1La Ciencia del Aire Caliente y la Flotabilidad
Para entender cómo vuela un globo aerostático, tenemos que observar las diminutas moléculas que componen el aire a nuestro alrededor. Cuando el aire está frío, estas moléculas están muy juntas, lo que hace que el aire sea pesado o 'denso'. Sin embargo, cuando el piloto enciende el quemador de propano, el aire dentro del globo se calienta hasta unos 120 grados Celsius (250 grados Fahrenheit). El calor hace que las moléculas de aire se muevan mucho más rápido y se separen. Debido a que el aire caliente es menos denso que el aire frío del exterior, crea una fuerza ascendente llamada flotabilidad. ¡Es exactamente como un trozo de madera flotando en la superficie de un lago, solo que el globo está 'flotando' en el aire más pesado y frío de la atmósfera!
2Los Primeros Pasajeros del Mundo
¡Mucho antes de que los humanos se subieran alguna vez a una cesta, los primeros pasajeros de un globo aerostático fueron en realidad un grupo de animales de granja! En 1783, los hermanos Montgolfier lanzaron un globo en París, Francia, transportando un pato, una oveja y un gallo. Los científicos de la época no estaban seguros de si los humanos podrían sobrevivir a gran altura en el cielo, así que enviaron a los animales primero para ver si se mantenían sanos. El vuelo duró unos ocho minutos y alcanzó una altitud de aproximadamente 450 metros (1,500 pies). Cuando los animales aterrizaron a salvo, ¡demostró que el aire a gran altura era seguro para respirar, allanando el camino para los primeros pilotos humanos solo unos meses después!
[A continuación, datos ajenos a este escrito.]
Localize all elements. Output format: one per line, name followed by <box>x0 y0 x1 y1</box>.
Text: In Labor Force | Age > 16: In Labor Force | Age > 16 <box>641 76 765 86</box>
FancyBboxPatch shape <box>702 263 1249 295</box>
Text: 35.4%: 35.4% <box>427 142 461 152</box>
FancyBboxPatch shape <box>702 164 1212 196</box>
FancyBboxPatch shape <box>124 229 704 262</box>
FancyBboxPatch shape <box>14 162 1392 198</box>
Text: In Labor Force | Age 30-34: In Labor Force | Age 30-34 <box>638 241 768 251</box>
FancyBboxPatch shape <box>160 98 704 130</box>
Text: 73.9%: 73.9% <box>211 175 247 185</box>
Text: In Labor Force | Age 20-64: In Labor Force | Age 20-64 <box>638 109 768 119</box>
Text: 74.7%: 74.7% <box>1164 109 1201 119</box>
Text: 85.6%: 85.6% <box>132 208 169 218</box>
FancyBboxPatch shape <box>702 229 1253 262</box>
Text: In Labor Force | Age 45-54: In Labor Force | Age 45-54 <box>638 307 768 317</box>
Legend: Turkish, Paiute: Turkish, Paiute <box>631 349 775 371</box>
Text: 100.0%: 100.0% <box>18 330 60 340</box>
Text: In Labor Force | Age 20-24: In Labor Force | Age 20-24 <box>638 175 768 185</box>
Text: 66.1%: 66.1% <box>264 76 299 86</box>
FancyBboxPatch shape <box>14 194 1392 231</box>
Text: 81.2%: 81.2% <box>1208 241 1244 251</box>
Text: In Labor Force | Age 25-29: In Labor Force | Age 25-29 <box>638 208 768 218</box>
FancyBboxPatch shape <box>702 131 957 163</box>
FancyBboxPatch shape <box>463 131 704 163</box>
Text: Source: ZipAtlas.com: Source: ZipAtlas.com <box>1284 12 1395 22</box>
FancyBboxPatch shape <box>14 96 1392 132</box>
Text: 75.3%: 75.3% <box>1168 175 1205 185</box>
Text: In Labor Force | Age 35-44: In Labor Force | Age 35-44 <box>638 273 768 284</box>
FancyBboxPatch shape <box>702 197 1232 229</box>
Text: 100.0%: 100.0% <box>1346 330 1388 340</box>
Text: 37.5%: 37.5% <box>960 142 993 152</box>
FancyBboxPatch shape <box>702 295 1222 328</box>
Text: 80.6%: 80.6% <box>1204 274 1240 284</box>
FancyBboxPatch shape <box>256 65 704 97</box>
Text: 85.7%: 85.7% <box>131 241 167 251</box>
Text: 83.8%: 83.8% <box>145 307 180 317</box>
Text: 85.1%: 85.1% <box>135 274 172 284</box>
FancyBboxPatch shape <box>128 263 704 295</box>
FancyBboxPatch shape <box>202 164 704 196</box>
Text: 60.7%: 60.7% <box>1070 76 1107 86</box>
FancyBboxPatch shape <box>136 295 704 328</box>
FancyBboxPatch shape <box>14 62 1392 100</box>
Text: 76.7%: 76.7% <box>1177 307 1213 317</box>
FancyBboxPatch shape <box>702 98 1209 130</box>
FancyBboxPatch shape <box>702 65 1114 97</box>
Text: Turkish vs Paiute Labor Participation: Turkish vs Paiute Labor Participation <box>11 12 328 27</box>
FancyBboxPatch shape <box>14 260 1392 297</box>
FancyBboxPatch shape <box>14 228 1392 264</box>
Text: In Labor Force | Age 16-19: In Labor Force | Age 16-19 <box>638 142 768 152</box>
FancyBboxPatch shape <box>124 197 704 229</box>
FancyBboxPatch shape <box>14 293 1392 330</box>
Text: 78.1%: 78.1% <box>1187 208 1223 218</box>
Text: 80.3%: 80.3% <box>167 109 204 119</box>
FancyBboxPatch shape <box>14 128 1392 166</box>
3Controlando la Envolvente Gigante
La enorme parte de tela del globo se llama 'envolvente' y generalmente está hecha de nailon súper resistente reforzado con cintas robustas. Aunque parece un globo simple, ¡en realidad es una máquina ingeniosa! Como los globos no tienen volantes, los pilotos tienen que encontrar diferentes corrientes de viento a distintas alturas para cambiar de dirección. Para subir, encienden el quemador para añadir más calor. Para bajar, tiran de una cuerda que abre una 'válvula de paracaídas' en la parte superior de la envolvente. Esto permite que escape algo del aire caliente, lo que permite que el globo se vuelva más pesado y descienda suavemente de nuevo al lugar de aterrizaje.